The Journal points to research from George Mason University's Mercatus Center that found this administration finalized 84 "economically significant" (costing over $100 million) regulations annually over its first two years. Under President George W. Bush it was 62; under President Clinton, 56.
They also include a chart showing "the number of economically significant rules in the prerule, proposed, or final stages, published each fall and spring in the federal Unified Agenda." It's not a perfect number, but it's an indicator that the number of uncertainty-causing regulations is going up and up.
The Journal notes that when administration officials talk about how they're so much better on the regulatory front than previous administrations, they forget to mention the torrent of proposed rules coming from independent agencies.
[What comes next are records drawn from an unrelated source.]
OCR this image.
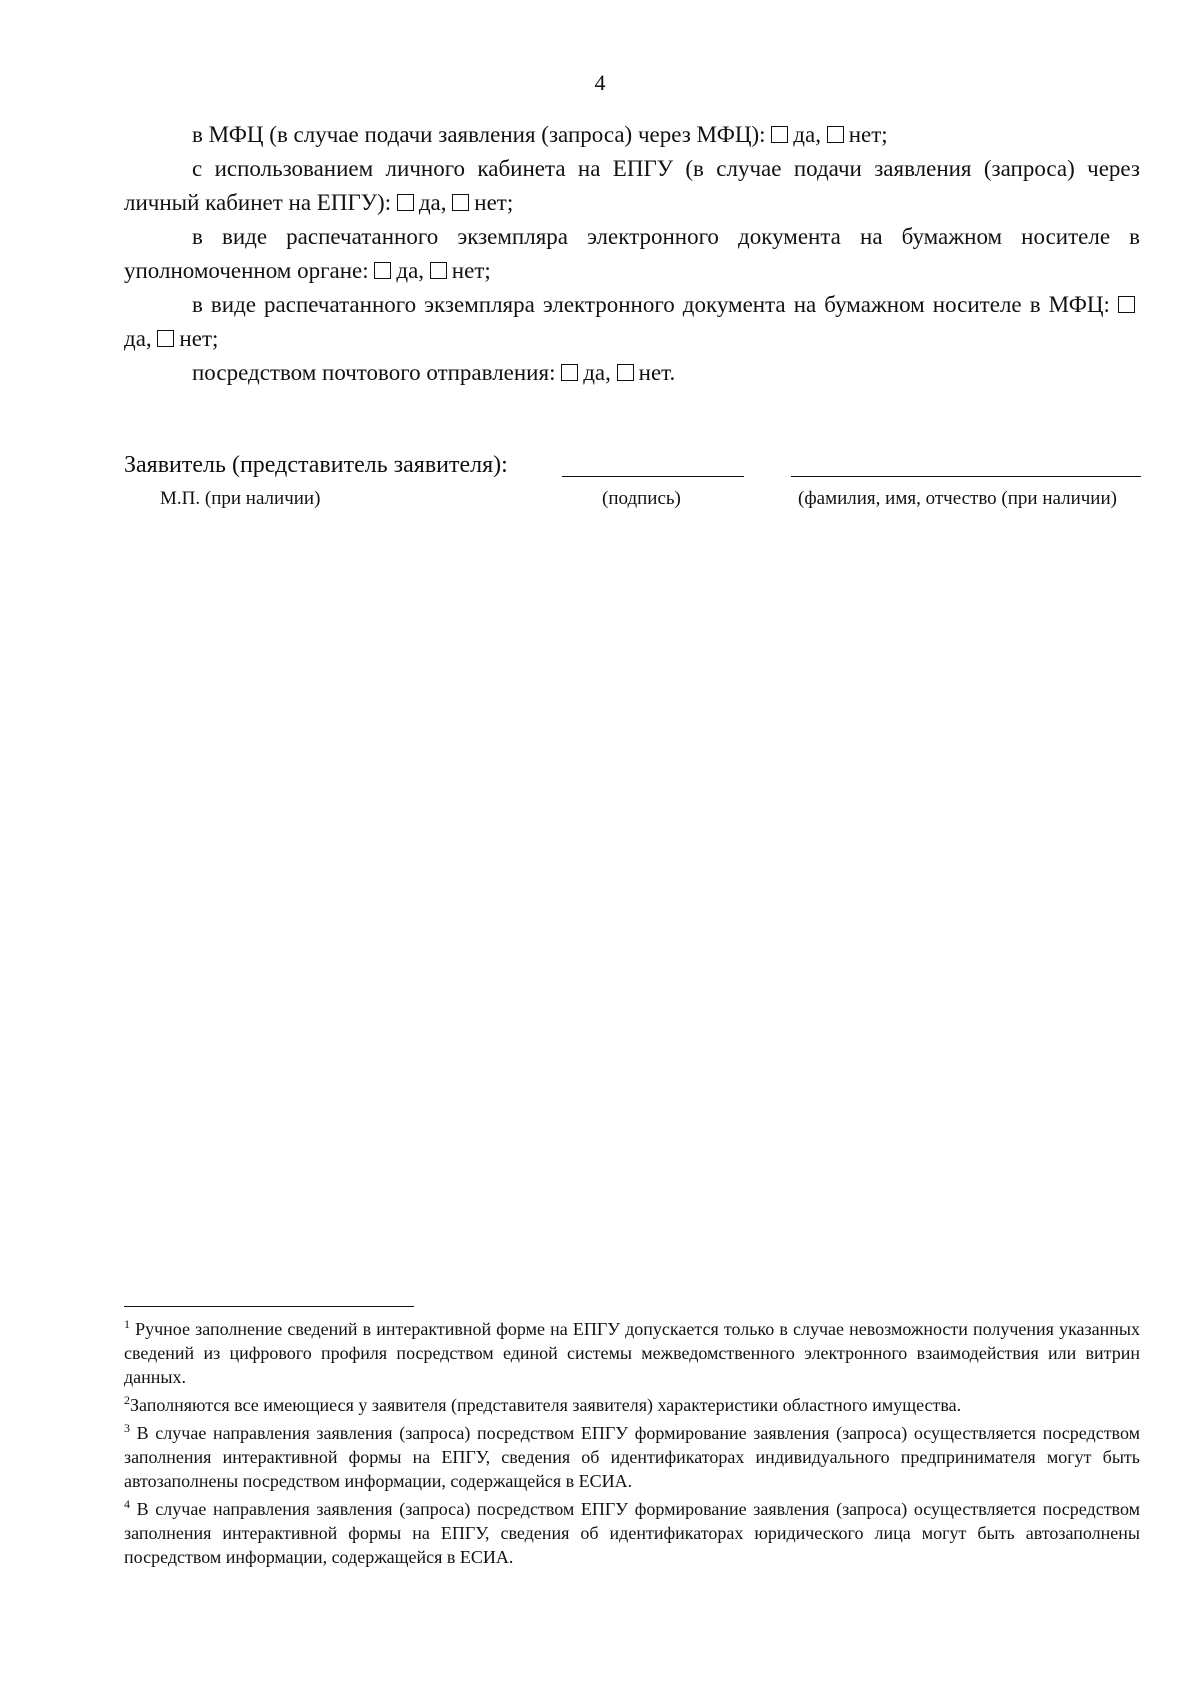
4

в МФЦ (в случае подачи заявления (запроса) через МФЦ): да, нет;

с использованием личного кабинета на ЕПГУ (в случае подачи заявления (запроса) через личный кабинет на ЕПГУ): да, нет;

в виде распечатанного экземпляра электронного документа на бумажном носителе в уполномоченном органе: да, нет;

в виде распечатанного экземпляра электронного документа на бумажном носителе в МФЦ: да, нет;

посредством почтового отправления: да, нет.

Заявитель (представитель заявителя):
М.П. (при наличии)	(подпись)	(фамилия, имя, отчество (при наличии)

$^1$ Ручное заполнение сведений в интерактивной форме на ЕПГУ допускается только в случае невозможности получения указанных сведений из цифрового профиля посредством единой системы межведомственного электронного взаимодействия или витрин данных.

$^2$Заполняются все имеющиеся у заявителя (представителя заявителя) характеристики областного имущества.

$^3$ В случае направления заявления (запроса) посредством ЕПГУ формирование заявления (запроса) осуществляется посредством заполнения интерактивной формы на ЕПГУ, сведения об идентификаторах индивидуального предпринимателя могут быть автозаполнены посредством информации, содержащейся в ЕСИА.

$^4$ В случае направления заявления (запроса) посредством ЕПГУ формирование заявления (запроса) осуществляется посредством заполнения интерактивной формы на ЕПГУ, сведения об идентификаторах юридического лица могут быть автозаполнены посредством информации, содержащейся в ЕСИА.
They omit "for example, some 259 rules mandated by the Dodd-Frank financial reregulation law along with its 188 other rule suggestions." And let's not forget the "undefined and discretionary future rules that are convulsing health care or the EPA's industrial planning in energy."
Both the Regulatory Accountability Act and the REINS Act that passed the House of Representatives would do a lot to tame regulators, make them more accountable, and get them to issue and review rules that are designed to fix problems instead of harming job creators.